In more practical terms, Will Be is about taking the Should Be ideas that are still disparate but are beginning to collect together towards a particular type of solutions, starting to select and refine the most promising ones. The team has to shift at this point, too–Could Be was wide open and accepting of all ideas, and Should Be was a general suggestion session to find commonalities. Will Be is a more serious negotiation with a bit of compromise required. The team begins to envision which of the Should Be possibilities will be the focus of their efforts. Gone is that pie-in-the-sky thinking, as teams have to evaluate their generated ideas against the project goals, feasibility, and stakeholder response.
Back to the analogy of building a road, the team in Will Be does still engage in divergent thinking, but it is a much narrower funnel in this stage. All the different skills and equipment it takes to build a road (reading maps, clearing land, digging and laying a foundation, pouring the asphalt, and so forth) are highly specialized, and that’s how a team should approach divergent thinking in Will Be. Each team member has specific skills or creative types they uniquely bring to the team–after all, the team was created with careful consideration of its members. Will Be requires team members to lean into their unique individuality and suggest solutions not only that are possible, but are what they can actually do. Because in the next stage, the team has to make a prototype of anything they suggest in Will Be.
Viability and Feasibility: Converging Towards the Tangible
Thus, Will Be is a point of significant shifting towards convergent thinking. After some divergence on evaluating and selecting the best ideas from the prior stage, the team has to take into account their own strengths, abilities, bandwith, and timeframe.
Feasibility is a lot of the driving force behind convergent thinking in Will Be, but the team has to think of feasibility in multiple ways. Ideas narrow as the team starts to zero in on a smaller set of concepts that seem most viable, which makes the team think about feasibility in terms of what would really work as a solution. But, they are also thinking about what is feasible for them as a team to pull off. What could they make or build, given their collection of creative minds and the time, energy, and budget they have left?

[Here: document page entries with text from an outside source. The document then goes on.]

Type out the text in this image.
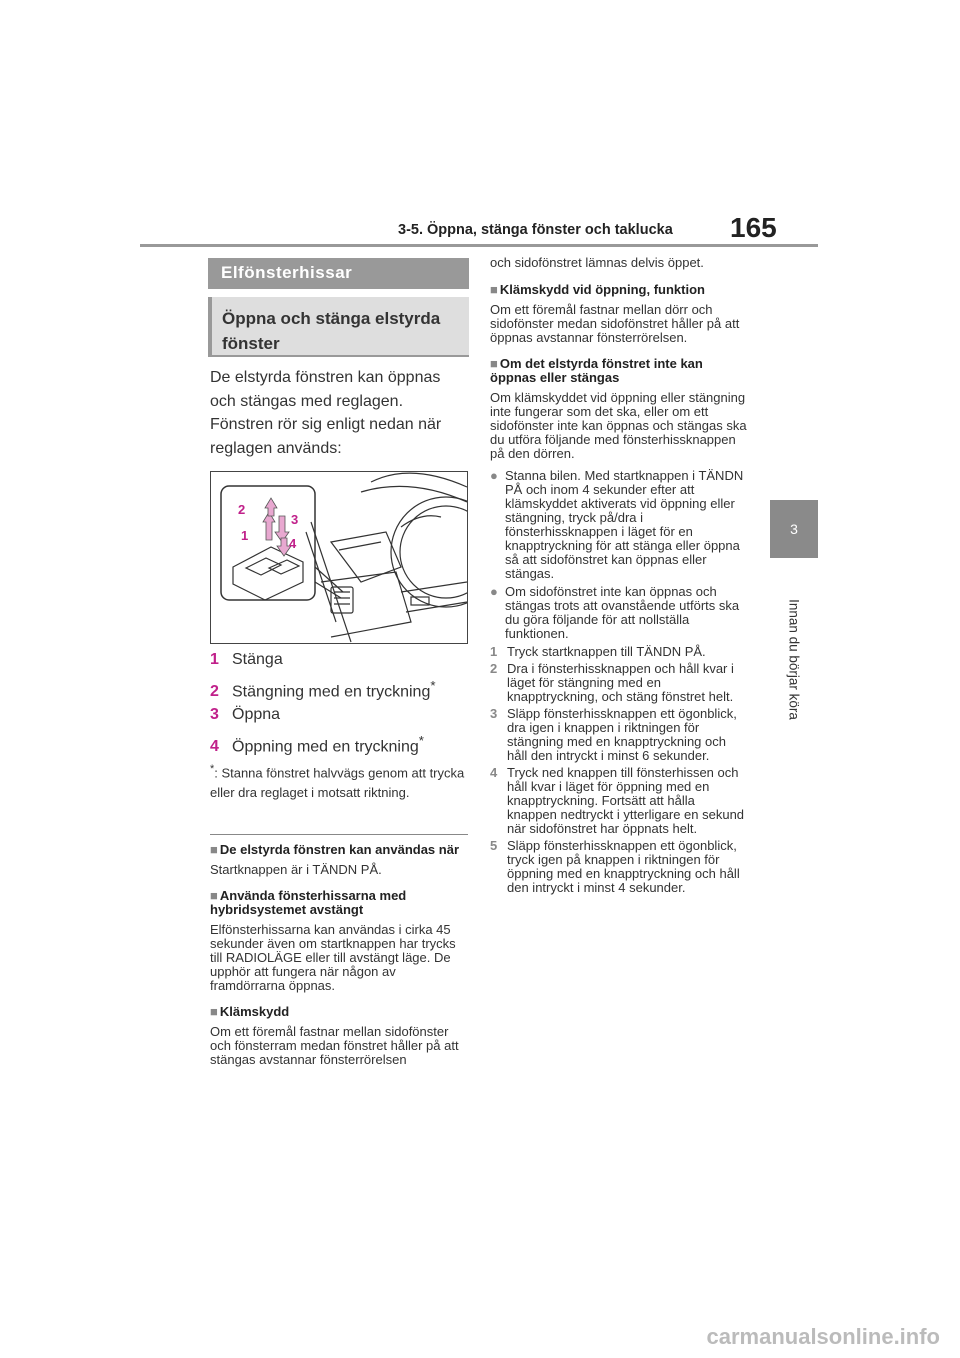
3-5. Öppna, stänga fönster och taklucka 165
3
Innan du börjar köra
Elfönsterhissar
Öppna och stänga elstyrda fönster
De elstyrda fönstren kan öppnas och stängas med reglagen.
Fönstren rör sig enligt nedan när reglagen används:
2
1
3
4
1 Stänga
2 Stängning med en tryckning*
3 Öppna
4 Öppning med en tryckning*
*: Stanna fönstret halvvägs genom att trycka eller dra reglaget i motsatt riktning.
■ De elstyrda fönstren kan användas när
Startknappen är i TÄNDN PÅ.
■ Använda fönsterhissarna med hybridsystemet avstängt
Elfönsterhissarna kan användas i cirka 45 sekunder även om startknappen har trycks till RADIOLÄGE eller till avstängt läge. De upphör att fungera när någon av framdörrarna öppnas.
■ Klämskydd
Om ett föremål fastnar mellan sidofönster och fönsterram medan fönstret håller på att stängas avstannar fönsterrörelsen
och sidofönstret lämnas delvis öppet.
■ Klämskydd vid öppning, funktion
Om ett föremål fastnar mellan dörr och sidofönster medan sidofönstret håller på att öppnas avstannar fönsterrörelsen.
■ Om det elstyrda fönstret inte kan öppnas eller stängas
Om klämskyddet vid öppning eller stängning inte fungerar som det ska, eller om ett sidofönster inte kan öppnas och stängas ska du utföra följande med fönsterhissknappen på den dörren.
● Stanna bilen. Med startknappen i TÄNDN PÅ och inom 4 sekunder efter att klämskyddet aktiverats vid öppning eller stängning, tryck på/dra i fönsterhissknappen i läget för en knapptryckning för att stänga eller öppna så att sidofönstret kan öppnas eller stängas.
● Om sidofönstret inte kan öppnas och stängas trots att ovanstående utförts ska du göra följande för att nollställa funktionen.
1 Tryck startknappen till TÄNDN PÅ.
2 Dra i fönsterhissknappen och håll kvar i läget för stängning med en knapptryckning, och stäng fönstret helt.
3 Släpp fönsterhissknappen ett ögonblick, dra igen i knappen i riktningen för stängning med en knapptryckning och håll den intryckt i minst 6 sekunder.
4 Tryck ned knappen till fönsterhissen och håll kvar i läget för öppning med en knapptryckning. Fortsätt att hålla knappen nedtryckt i ytterligare en sekund när sidofönstret har öppnats helt.
5 Släpp fönsterhissknappen ett ögonblick, tryck igen på knappen i riktningen för öppning med en knapptryckning och håll den intryckt i minst 4 sekunder.
carmanualsonline.info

The Road to a Prototype is Paved with Good Intentionality
As the team converges on a few key ideas, the process isn’t necessarily complete. Team members’ unique creative skills need to be taken into account so that the makeup of the team is reflected in the final choice of what Will Be. There might be some collective ideation as the team explores different ways to combine or refine the selected solution. For instance, if the team has whittled their possibilities down to two different ideas that each have compelling elements, the team might brainstorm ways to merge those elements into a stronger, hybrid solution that incorporates and highlights the strengths of its members.
Will Be sets the stage for the more tangible phase of prototyping and testing. By making deliberate choices about which ideas to pursue, the team can concentrate its resources and energy on developing those specific concepts, balancing the decision with the team’s unique combination of creative thinking and creative skillsets. The Will Be stage is where the abstract possibilities begin to transform into concrete plans, paving the way (see what we did there?) for bringing those ideas to fruition.
Perhaps the best way to think of Will Be is to address the best ideas from the previous stages and determine the best solution from them that this particular team, with these unique members, and their special collection of creative skills, will do. Embrace that uniqueness in Will Be and together decide to make something that only this team could make.